When Brazil announced plans September 12 to build a new dam on the Tapajós River, they violated their own legal requirements to comply with a process of free, prior, and informed consultation with threatened indigenous and traditional communities.
Brazil's Ministry of Mines and Energy set December 15 to auction the construction of the massive São Luiz do Tapajós hydroelectric dam, the first in a series of large dams slated for construction on the Tapajós River, one of the Amazon's largest tributaries.
The announcement provoked condemnation by local Indigenous Peoples, who criticized the federal government's failure to ensure respect for their rights, as guaranteed by the Brazilian Constitution and international human rights agreements.
The move enflamed tensions in the precarious and remote region. It promised conflict with the region's threatened Indigenous Peoples, particularly the Munduruku people, one of the largest surviving Amazonian tribes, whose territories and communities span much of the Tapajós basin – and Brazil got it.
“The auction that was scheduled created a huge outrage from Public Prosecutors, indigenous, traditional populations, and [the] civil society side,” Amazon Watch’ Brazil Program Coordinator Maira Irigaray told Indian Country Today Media Network. “Two days later it got postponed for next year because the Minister of Mines and Energy said that the indigenous component needed some work.
According to Irigaray, “All the dam complexes for the region being planned are a great disaster.”
Irigaray said that a press release had announced that technicians analyzing the project claimed it was not viable from indigenous perspectives. However the document itself does say that, Irigaray said.
“In fact it says the dam is viable if proper mitigation measures are in place,” Irigaray said. “They even propose that indigenous people be removed from their lands so the dam can be built, which is disrespecting completely the Brazilian Constitutional rights.”
Another issue is that the study was made without a single consultation nor was the presence of the anthropologist in any of the affected areas, Irigaray said.
“Right now, some of our NGO partners and Public Prosecutors are in Munduruku [territory] promoting a ‘consultation’ training, to support them to truly understand how consultation should take place and to help them build their own document, determining how they want to be consulted. There is definitely much more to come from that.
“The Munduruku are very well informed and won't go down without a fight,” Irigaray said.
The announcement of the São Luiz do Tapajós dam auction came after escalating controversy over the ambitious Amazon dam-building plans of President Dilma Rousseff’s government, according to an Amazon Watch statement.
Recent mega-dam projects - Belo Monte on the Xingu River, and Santo Antônio and Jirau on the Madeira river – have been plagued by major construction delays and massive cost overruns, as well as serious socio-environmental impacts that have been left largely unmitigated by dam-builders, according to Amazon Watch. Suspicions of corruption within the dam industry have been heightened by a recent scandal involving Minister of Mines and Energy Edison Lobão, accused with grafting kickbacks from the state oil company Petrobras, which he oversees.

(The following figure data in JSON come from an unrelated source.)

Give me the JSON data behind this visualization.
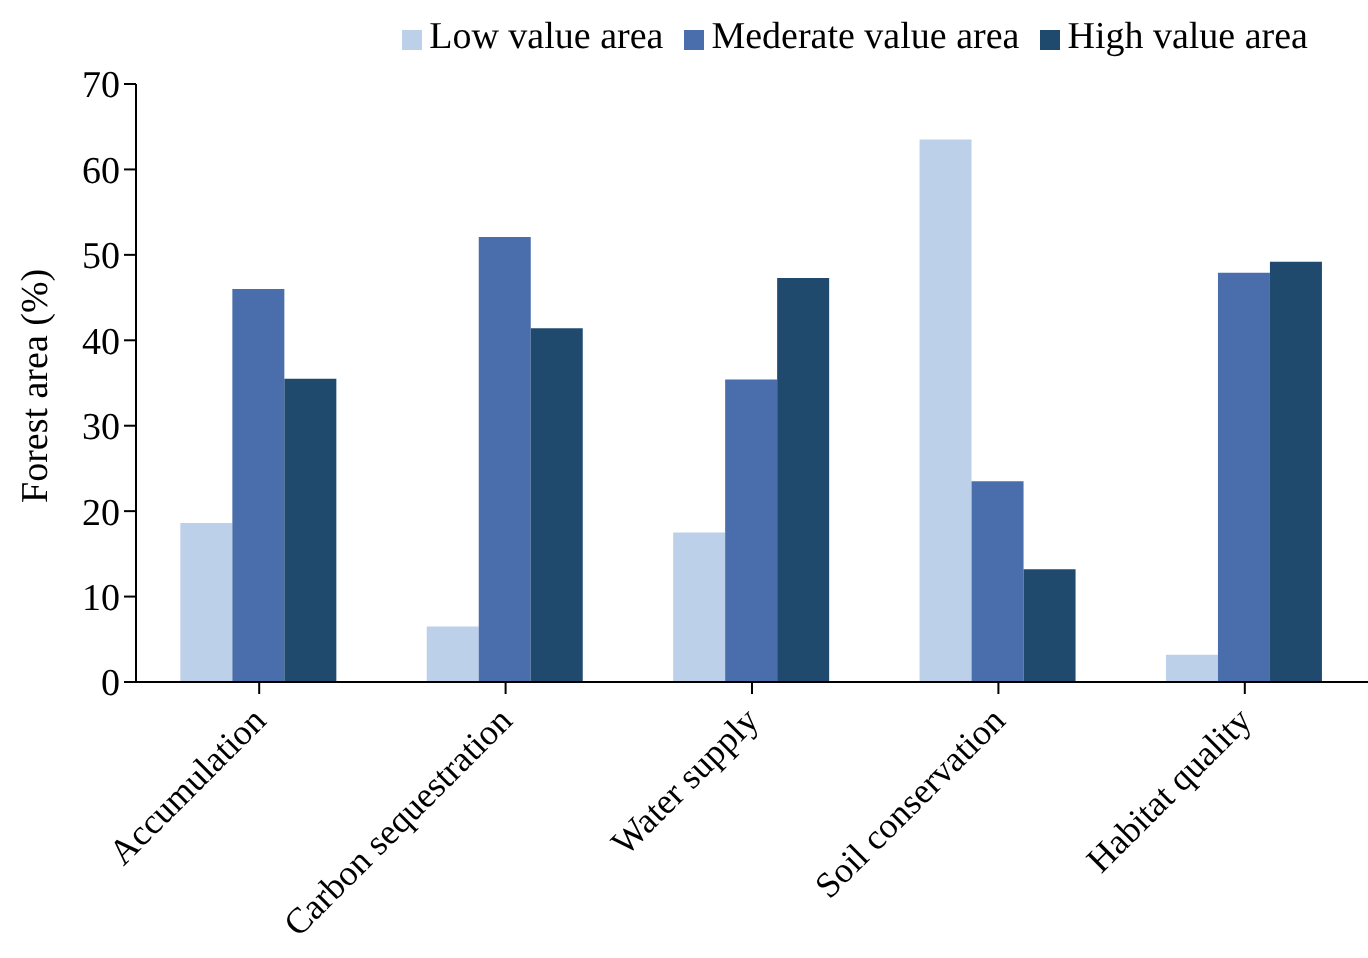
{
  "chart_data": {
    "type": "bar",
    "ylabel": "Forest area (%)",
    "categories": [
      "Accumulation",
      "Carbon sequestration",
      "Water supply",
      "Soil conservation",
      "Habitat quality"
    ],
    "series": [
      {
        "name": "Low value area",
        "color": "#bdd0ea",
        "values": [
          18.6,
          6.5,
          17.5,
          63.5,
          3.2
        ]
      },
      {
        "name": "Mederate value area",
        "color": "#4a6eac",
        "values": [
          46.0,
          52.1,
          35.4,
          23.5,
          47.9
        ]
      },
      {
        "name": "High value area",
        "color": "#1f4a6e",
        "values": [
          35.5,
          41.4,
          47.3,
          13.2,
          49.2
        ]
      }
    ],
    "ylim": [
      0,
      70
    ],
    "yticks": [
      0,
      10,
      20,
      30,
      40,
      50,
      60,
      70
    ],
    "grid": false,
    "legend": "top right"
  }
}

"In cases such as São Luiz do Tapajós, political decisions regarding which new dams will be built are based solely on the criteria of maximizing energy generation, without consulting Indigenous Peoples and before studies on the socio-environmental impacts and economic viability of projects have been completed,” noted Brent Millikan from International Rivers in the statement. “Moreover, there’s a chronic tendency for technical studies commissioned by dam proponents to seriously underestimate or simply ignore major social and environmental impacts and risks.
“The São Luiz do Tapajós is the largest of seven large dams slated for construction on the mainstream of the Tapajós and one of its tributaries, Rio Jamanxim,” Millikan said. “Dozens of other large and medium-sized dams are also planned on the Teles Pires and Juruena rivers, major tributaries of the Tapajós, three of which are already under construction. The majority of the projects would directly affect Indigenous Peoples and their territories, as well as other protected areas, including national parks and national forests.”
Since mid-2012, bands of Munduruku warriors, together with women and children, occupied the Belo Monte dam site on two occasions, protesting the Brazilian government's plans to build similar destructive dam projects on the territories in the Tapajós, according to Amazon Watch.
Tensions intensified in late 2012 when the Brazilian federal police shot and killed a member of the Munduruku tribe during a raid on wildcat placer mining, perceived as a form of intimidation aimed at reducing indigenous resistance to the dam projects.
In mid-2013, when the Munduruku refused to allow technical teams conducting dam studies to enter their territories, Brazilian President Rousseff ordered the federal police and national guard to serve as their escorts, escalating tensions in this remote corner of the Amazon. Another source of tension has been the Brazilian government's refusal to demarcate areas occupied by the Munduruku people, such as Sawre Muybu, that would be directly flooded by the São Luiz do Tapajós dam.